Temperature and Velocity Distribution and Transfer of Heat in a Liquid Metal

Abstract

The results of an experimental investigation of the velocity and temperature distributions, together with the corresponding eddy diffusivity and heat-transfer results in a cooled stream of turbulently flowing mercury are presented. The temperature and velocity traverses of the mercury stream were made in a 1.61-in-ID nickel pipe over a range of Reynolds moduli of from approximately 250,000 to 800,000, with constant heat flux, and with the Prandtl modulus maintained substantially constant at 0.02. The relative radial position in a circular pipe at which the bulk mean temperature corresponds to the local temperature was found to be substantially constant and independent of the Reynolds modulus for the range of Reynolds moduli employed. A similar velocity relationship was found to exist.

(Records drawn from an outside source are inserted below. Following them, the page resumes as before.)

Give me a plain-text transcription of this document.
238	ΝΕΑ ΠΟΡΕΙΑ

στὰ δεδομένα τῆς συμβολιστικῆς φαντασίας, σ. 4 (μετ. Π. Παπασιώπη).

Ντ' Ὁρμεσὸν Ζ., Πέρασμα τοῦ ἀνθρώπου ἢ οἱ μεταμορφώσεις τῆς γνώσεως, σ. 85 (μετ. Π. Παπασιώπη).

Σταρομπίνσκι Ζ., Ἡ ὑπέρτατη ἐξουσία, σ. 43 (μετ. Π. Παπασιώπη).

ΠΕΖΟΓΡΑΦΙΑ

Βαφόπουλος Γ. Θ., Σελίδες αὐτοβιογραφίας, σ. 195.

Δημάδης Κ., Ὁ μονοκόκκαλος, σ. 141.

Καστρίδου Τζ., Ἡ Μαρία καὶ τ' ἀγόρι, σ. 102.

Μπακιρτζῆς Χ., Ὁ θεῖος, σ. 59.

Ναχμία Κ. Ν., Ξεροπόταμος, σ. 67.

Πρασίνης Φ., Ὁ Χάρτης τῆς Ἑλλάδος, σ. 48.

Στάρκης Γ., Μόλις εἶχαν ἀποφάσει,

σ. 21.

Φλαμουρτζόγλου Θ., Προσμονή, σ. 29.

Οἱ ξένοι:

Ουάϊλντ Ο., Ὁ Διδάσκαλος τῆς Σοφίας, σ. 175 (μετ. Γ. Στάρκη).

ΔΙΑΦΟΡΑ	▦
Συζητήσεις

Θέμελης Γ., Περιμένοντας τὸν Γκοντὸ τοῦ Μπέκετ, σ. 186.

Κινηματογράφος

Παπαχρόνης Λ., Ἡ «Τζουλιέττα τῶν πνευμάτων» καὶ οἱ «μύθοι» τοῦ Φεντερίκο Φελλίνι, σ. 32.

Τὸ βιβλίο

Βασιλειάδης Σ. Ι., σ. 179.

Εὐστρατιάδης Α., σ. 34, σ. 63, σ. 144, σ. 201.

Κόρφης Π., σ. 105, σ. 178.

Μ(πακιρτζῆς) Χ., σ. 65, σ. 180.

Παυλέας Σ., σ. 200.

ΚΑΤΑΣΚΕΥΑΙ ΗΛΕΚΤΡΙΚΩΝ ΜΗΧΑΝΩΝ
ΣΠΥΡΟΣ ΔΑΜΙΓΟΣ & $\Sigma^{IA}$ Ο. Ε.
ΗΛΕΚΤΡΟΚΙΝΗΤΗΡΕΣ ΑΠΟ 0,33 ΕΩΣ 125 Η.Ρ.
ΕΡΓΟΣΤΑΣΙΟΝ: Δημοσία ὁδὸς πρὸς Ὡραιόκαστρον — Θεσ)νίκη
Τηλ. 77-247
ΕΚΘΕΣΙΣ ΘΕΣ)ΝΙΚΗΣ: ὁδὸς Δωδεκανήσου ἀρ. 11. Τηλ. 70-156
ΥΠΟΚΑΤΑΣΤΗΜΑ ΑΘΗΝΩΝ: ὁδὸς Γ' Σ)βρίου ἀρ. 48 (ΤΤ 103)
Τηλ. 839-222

The ratio α of the eddy diffusivity for heat transfer to the eddy diffusivity for momentum transfer at the mean radius was between 0.7 for the lower Reynolds number and 0.9 for the higher Reynolds number. It was found that, in the absence of an interfacial resistance effect, the Martinelli-Lyon equation represents the heat-transfer data reasonably well, especially if allowance is made for the variation of the eddy-diffusivity ratio α with the Reynolds number.